高畠町で行われた熱中小学校の第1回卒業式。卒業生の1人、山田賢一さん(右)の記念Tシャツにお祝いの言葉を書く寒河江信町長。

 地方創生を成功させる方法は何か――。特徴豊かな日本の地方にあって、答は1つではない。これまでに数多くの実例をJBpressで取り上げてきたが、実に様々だった。

地方創生の勝ちバターン

 北海道の倶知安町ではオーストラリア人に開発のアイデアを委託する形でスキー場ばかりか夏のラフティングを流行らせ、日本ばかりか世界から観光客・修学旅行生を集めている。(http://jbpress.ismedia.jp/articles/-/36416

 島根県隠岐の島の海士町ではIターンを積極的に受け入れ、また町にある県立高校を徹底的にバックアップすることで島外からも高校生が集まってくるようになった。(http://jbpress.ismedia.jp/articles/-/39263

 宮崎県の綾町は高度成長期から徹底して有機栽培に取り組み、作付けした瞬間から買い手がつくような農業立国を実現した。(http://jbpress.ismedia.jp/articles/-/36724

 また、福井県の鯖江市では女子高生の発想力を町づくりに生かすため「鯖江市役所JK課」を作り、大成功を収めている。(http://jbpress.ismedia.jp/articles/-/51593

 長野県下條村では、簡単な公共工事は住民の手で行ってもらうなど財政改革を断行し、一方で他の市町村では見られないような子育て支援に乗り出し、過疎化、少子高齢化を克服している。(http://jbpress.ismedia.jp/articles/-/35810

 さて、今回取り上げるのは、山形県高畠町。
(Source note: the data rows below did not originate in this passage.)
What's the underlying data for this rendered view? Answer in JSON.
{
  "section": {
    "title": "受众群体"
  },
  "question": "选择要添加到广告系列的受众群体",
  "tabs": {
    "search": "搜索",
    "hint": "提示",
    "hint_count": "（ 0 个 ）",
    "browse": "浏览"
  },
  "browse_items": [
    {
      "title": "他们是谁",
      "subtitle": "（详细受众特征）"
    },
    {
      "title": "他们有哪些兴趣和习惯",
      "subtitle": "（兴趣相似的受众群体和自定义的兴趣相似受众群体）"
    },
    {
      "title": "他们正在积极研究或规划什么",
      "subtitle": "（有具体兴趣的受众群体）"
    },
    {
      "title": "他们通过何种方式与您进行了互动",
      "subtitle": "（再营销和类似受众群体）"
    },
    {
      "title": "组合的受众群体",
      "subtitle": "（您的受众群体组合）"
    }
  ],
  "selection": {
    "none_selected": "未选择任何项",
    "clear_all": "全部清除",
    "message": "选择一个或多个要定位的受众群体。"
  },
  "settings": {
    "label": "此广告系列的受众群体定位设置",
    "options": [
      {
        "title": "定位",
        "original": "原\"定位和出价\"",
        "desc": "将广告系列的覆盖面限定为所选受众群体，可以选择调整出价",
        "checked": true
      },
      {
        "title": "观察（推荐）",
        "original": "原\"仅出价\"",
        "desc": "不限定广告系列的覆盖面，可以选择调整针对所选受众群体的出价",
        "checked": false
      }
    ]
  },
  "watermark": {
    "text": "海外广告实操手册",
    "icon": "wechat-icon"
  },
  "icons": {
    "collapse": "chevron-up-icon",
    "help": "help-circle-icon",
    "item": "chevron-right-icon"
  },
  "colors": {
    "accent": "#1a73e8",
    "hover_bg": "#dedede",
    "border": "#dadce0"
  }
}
米沢からJR奥羽本線で2駅、10分のところに位置する人口約2万4000人の町だ。

 豊かな水と肥沃な土地に恵まれ、稲作が盛んで古くから有機農法が取り入れられてきた。丘陵地帯では葡萄などの果樹の栽培に適し、デラウエアや白ワイン用のシャルドネでは生産量が日本一。

 1990年には地元の葡萄を使った高畠ワイナリーが創業、いまや日本を代表するワイナリーの一つにまで成長している。